How to Embrace, and Love, Your Faults

How to Embrace, and Love, Your Faults

How to Embrace, and Love, Your Faults 2560 1440 The Conscious Professional

“It is in our faults and failings, not in our virtues, that we touch one another and find sympathy. We differ widely enough in our nobler qualities. It is in our follies that we are at one.” – Jerome K. Jerome

Nobody is perfect. Indeed, what does it mean to be perfect? What is for sure is that the criteria for perfection will be different from person to person. This being the case, your faults may or may not have credence, depending on who you are!

Your faults may be genuine defects, or they may only exist in your mind. Your faults might be physical, social, emotional, attitude based or in your outlook. What is vital to your resilience is that you both acknowledge these faults, whether real or not, embrace them and treat them with love.

1. Face Your Perceived Faults

Often we ignore what we believe to be our faults. We try to avoid thinking about them, or even daring to connect with ourselves and name what they are (or what we think they are). Have you ever thought to yourself, ‘I’m in such a bad place, and I can’t work out why.’ In these moments, can you honestly say that you have sat down and dedicated your thoughts to pinpointing what that reason is?

Perhaps you perceive yourself to be physically imperfect. You might be feeling anxious about how you have behaved in some way, or about the way you continue to tackle certain situations. Perhaps you react emotionally to some things in a way that is detrimental to your wellbeing. First of all you must diagnose the core your worry; what do you, personally, think your faults are? Whether these faults are actually faults or not is less the focus at this stage, just locating the source is a big step in learning to love yourself.

2. What Do You Love About Yourself?

It is all very well to beat ourselves up about our faults, but how often do you celebrate your virtues? I have heard it said many times that if a hundred things happen, we, as humans, will often dwell on the one thing that wasn’t great, rather than the ninety-nine things that were. If you are going to pinpoint your faults, you should spend equal time reminding yourself of what is fantastic about you as well. It’s only fair!

3. Comparison is the Enemy of Self-Love

Imagined faults are often created because we think others have it better. That person is fitter than I am. That person is more attractive than me. If only I was as clever/as kind/as successful as that person. This is no way to love yourself. We are all different. Take me for example, I have a judgemental relationship with my body. I am getting older, so it is harder to keep fit, and I don’t like that I am heavier than I used to be, or that I now have back fat, or that I have a bit of a belly. I said this to a young, slim friend of mine. He told me that it was nonsense, that I was perfect as I was, and that he wished he had my arms. We all compare ourselves, and the likelihood is that you have something somebody else wishes they had. This would be less of an issue if we just focused making sure we were happy with ourselves, regardless of other people.

4. Is There Anything You Can Do?

Your faults then.
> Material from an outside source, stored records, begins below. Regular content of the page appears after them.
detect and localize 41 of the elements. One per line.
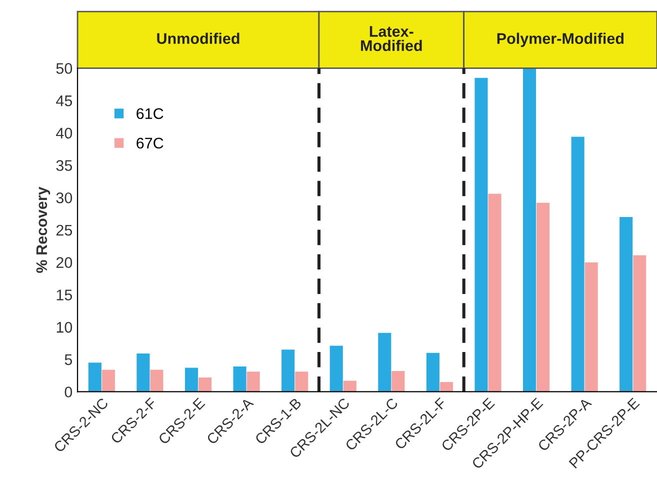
bar	[474, 78, 488, 392]
y-tick-label: 10	[56, 322, 72, 333]
bar	[198, 378, 212, 392]
bar	[282, 350, 295, 392]
bar	[392, 371, 405, 392]
bar	[330, 346, 343, 392]
bar	[571, 136, 584, 392]
bar	[184, 368, 198, 392]
y-tick-label: 30	[56, 192, 72, 204]
bar	[536, 202, 550, 392]
bar	[102, 370, 115, 392]
bar	[343, 380, 356, 392]
bar	[150, 370, 164, 392]
text: Unmodified	[157, 32, 240, 44]
legend-label: 61C	[136, 108, 164, 120]
y-tick-label: 15	[56, 290, 72, 300]
bar	[620, 217, 633, 392]
text: Latex- Modified	[361, 26, 422, 52]
bar	[440, 382, 453, 392]
bar	[426, 352, 440, 392]
bar	[584, 262, 598, 392]
y-tick-label: 50	[56, 63, 72, 74]
bar	[488, 194, 502, 392]
bar	[88, 362, 102, 392]
y-tick-label: 0	[64, 386, 72, 398]
y-tick-label: 40	[56, 128, 72, 139]
bar	[233, 366, 246, 392]
bar	[136, 354, 150, 392]
bar	[522, 68, 536, 392]
y-tick-label: 20	[56, 257, 72, 268]
bar	[633, 255, 646, 392]
text: Polymer-Modified	[497, 32, 624, 47]
bar	[246, 372, 260, 392]
bar	[295, 372, 308, 392]
y-tick-label: 35	[56, 160, 72, 171]
y-tick-label: 45	[56, 96, 72, 106]
bar	[378, 332, 392, 392]
y-axis-title: % Recovery	[36, 186, 50, 273]
legend-label: 67C	[136, 138, 164, 149]
y-tick-label: 25	[56, 224, 72, 236]
y-tick-label: 5	[64, 354, 72, 366]
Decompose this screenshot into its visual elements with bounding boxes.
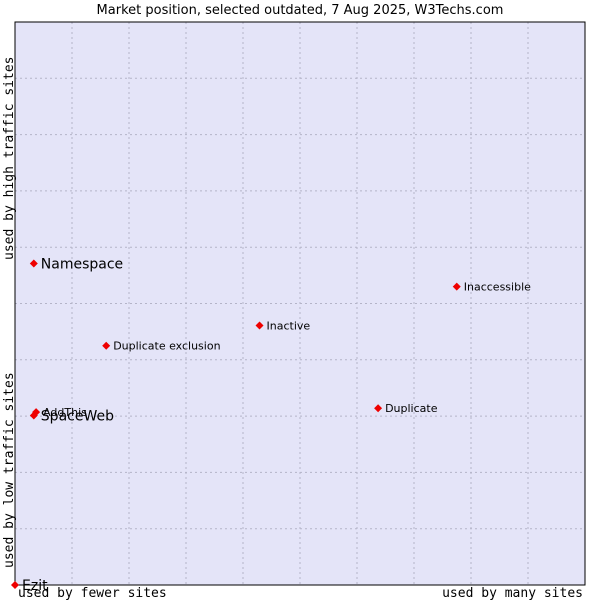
data-point: AddThis xyxy=(32,406,87,419)
point-label: SpaceWeb xyxy=(41,409,114,425)
data-point: Inaccessible xyxy=(452,281,531,294)
y-axis-label-bottom: used by low traffic sites xyxy=(2,372,17,568)
plot-border xyxy=(14,21,586,586)
y-axis-label-top: used by high traffic sites xyxy=(2,57,17,261)
point-marker xyxy=(11,581,19,589)
point-label: Ezit xyxy=(22,578,48,594)
data-point: Duplicate xyxy=(374,402,438,415)
data-point: Duplicate exclusion xyxy=(102,340,221,353)
data-point: Namespace xyxy=(29,257,123,273)
data-point: SpaceWeb xyxy=(29,409,114,425)
point-marker xyxy=(374,404,383,413)
point-label: Duplicate exclusion xyxy=(113,340,220,353)
point-label: Namespace xyxy=(41,257,123,273)
x-axis-label-right: used by many sites xyxy=(442,586,583,600)
point-marker xyxy=(255,321,264,330)
point-marker xyxy=(102,341,111,350)
point-label: Inactive xyxy=(267,319,311,332)
data-point: Inactive xyxy=(255,319,311,332)
data-points: Namespace Inaccessible Inactive Duplicate e… xyxy=(11,257,531,594)
point-marker xyxy=(29,411,38,420)
x-axis-label-left: used by fewer sites xyxy=(18,586,167,600)
point-marker xyxy=(452,282,461,291)
grid xyxy=(15,22,585,585)
point-label: AddThis xyxy=(43,406,87,419)
point-marker xyxy=(29,259,38,268)
point-label: Inaccessible xyxy=(464,281,531,294)
chart-title: Market position, selected outdated, 7 Au… xyxy=(97,3,504,18)
point-label: Duplicate xyxy=(385,402,438,415)
data-point: Ezit xyxy=(11,578,48,594)
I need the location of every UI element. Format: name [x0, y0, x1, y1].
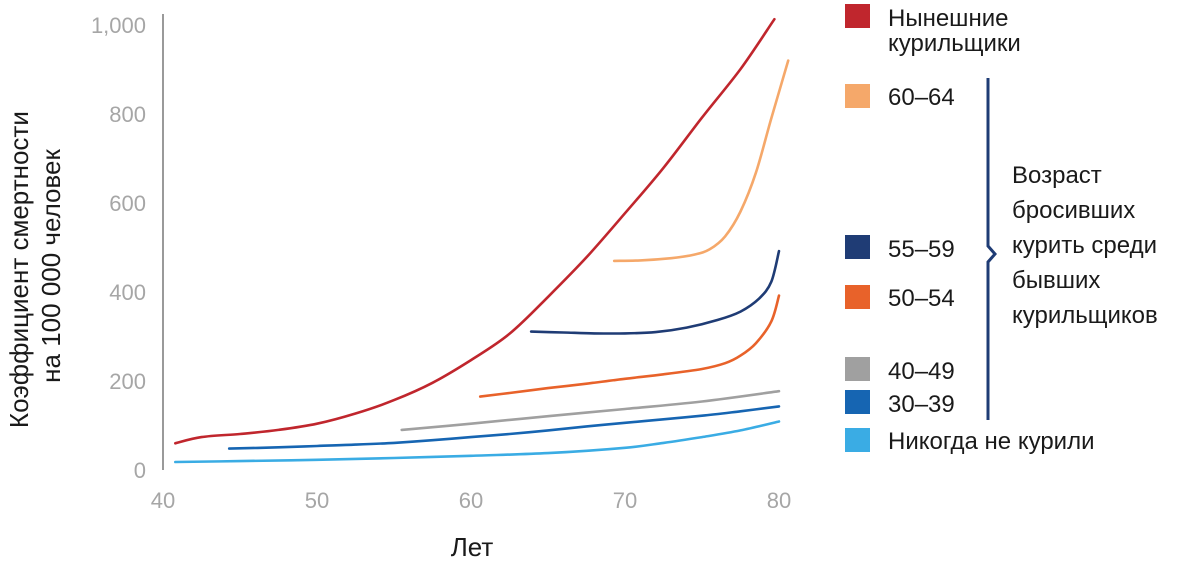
legend-swatch-never — [845, 428, 870, 452]
series-line-q55_59 — [529, 249, 781, 335]
legend-swatch-q50_54 — [845, 285, 870, 309]
series-line-q50_54 — [478, 294, 781, 398]
series-line-never — [174, 420, 781, 464]
legend-label-line: 60–64 — [888, 84, 955, 111]
y-tick-label: 800 — [109, 102, 146, 127]
legend-label-q40_49: 40–49 — [888, 358, 955, 385]
y-tick-label: 0 — [134, 458, 146, 483]
legend-label-line: 30–39 — [888, 391, 955, 418]
x-tick-label: 40 — [151, 488, 175, 513]
bracket-label-line-1: Возраст — [1012, 162, 1102, 189]
legend-swatch-current — [845, 4, 870, 28]
x-tick-label: 50 — [305, 488, 329, 513]
legend-label-line: 40–49 — [888, 358, 955, 385]
series-lines — [174, 17, 790, 464]
bracket-label: Возраст бросивших курить среди бывших ку… — [1012, 162, 1164, 329]
series-line-q60_64 — [612, 59, 790, 263]
quit-age-bracket: Возраст бросивших курить среди бывших ку… — [986, 78, 1164, 420]
series-line-q30_39 — [227, 405, 781, 450]
legend-swatch-q55_59 — [845, 235, 870, 259]
legend-label-line: 55–59 — [888, 236, 955, 263]
x-tick-label: 70 — [613, 488, 637, 513]
legend-label-q55_59: 55–59 — [888, 236, 955, 263]
legend-label-line: Нынешние — [888, 5, 1008, 32]
y-tick-label: 400 — [109, 280, 146, 305]
y-axis: 0 200 400 600 800 1,000 — [91, 13, 164, 483]
x-tick-label: 60 — [459, 488, 483, 513]
bracket-brace — [986, 78, 997, 420]
y-axis-title-line-1: Коэффициент смертности — [4, 111, 34, 428]
y-tick-label: 200 — [109, 369, 146, 394]
legend-swatch-q30_39 — [845, 390, 870, 414]
series-line-q40_49 — [400, 389, 781, 432]
bracket-label-line-3: курить среди — [1012, 232, 1157, 259]
series-line-current — [174, 17, 776, 445]
x-tick-label: 80 — [767, 488, 791, 513]
legend-label-current: Нынешние курильщики — [888, 5, 1021, 57]
y-axis-title-line-2: на 100 000 человек — [36, 149, 66, 383]
legend-label-q60_64: 60–64 — [888, 84, 955, 111]
legend-label-line: курильщики — [888, 30, 1021, 57]
legend-label-q50_54: 50–54 — [888, 285, 955, 312]
y-axis-title: Коэффициент смертности на 100 000 челове… — [4, 104, 66, 428]
x-axis-title: Лет — [451, 532, 494, 562]
x-axis: 40 50 60 70 80 — [151, 488, 791, 513]
bracket-label-line-4: бывших — [1012, 267, 1100, 294]
bracket-label-line-5: курильщиков — [1012, 302, 1158, 329]
y-tick-label: 600 — [109, 191, 146, 216]
legend-label-line: Никогда не курили — [888, 428, 1094, 455]
legend-swatch-q60_64 — [845, 84, 870, 108]
legend-label-q30_39: 30–39 — [888, 391, 955, 418]
legend-label-line: 50–54 — [888, 285, 955, 312]
legend: Нынешние курильщики 60–64 55–59 50–54 40–49 30… — [845, 4, 1094, 455]
bracket-label-line-2: бросивших — [1012, 197, 1135, 224]
legend-swatch-q40_49 — [845, 357, 870, 381]
y-tick-label: 1,000 — [91, 13, 146, 38]
legend-label-never: Никогда не курили — [888, 428, 1094, 455]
Is there anything you can do to change them? If you don’t like your body, is there something you can do to change that? Would the change be worth the price? If you aren’t sure that you are emotionally fit, or that you are behaving as you would like, is there somebody you can talk to? Is there somebody you can see? Are your faults unchangeable, and therefore not worth beating yourself up about?

5. Be OK With Yourself

Accepting your faults is paramount. Talking about them openly, accepting them as part of your personality and learning to love them is essential to ensuring that you are the best version of yourself. Wellbeing and resilience depend on self-love and confidence, this relates to everything that is good about you, and all the things that are not so good. Be yourself and work on being OK with it.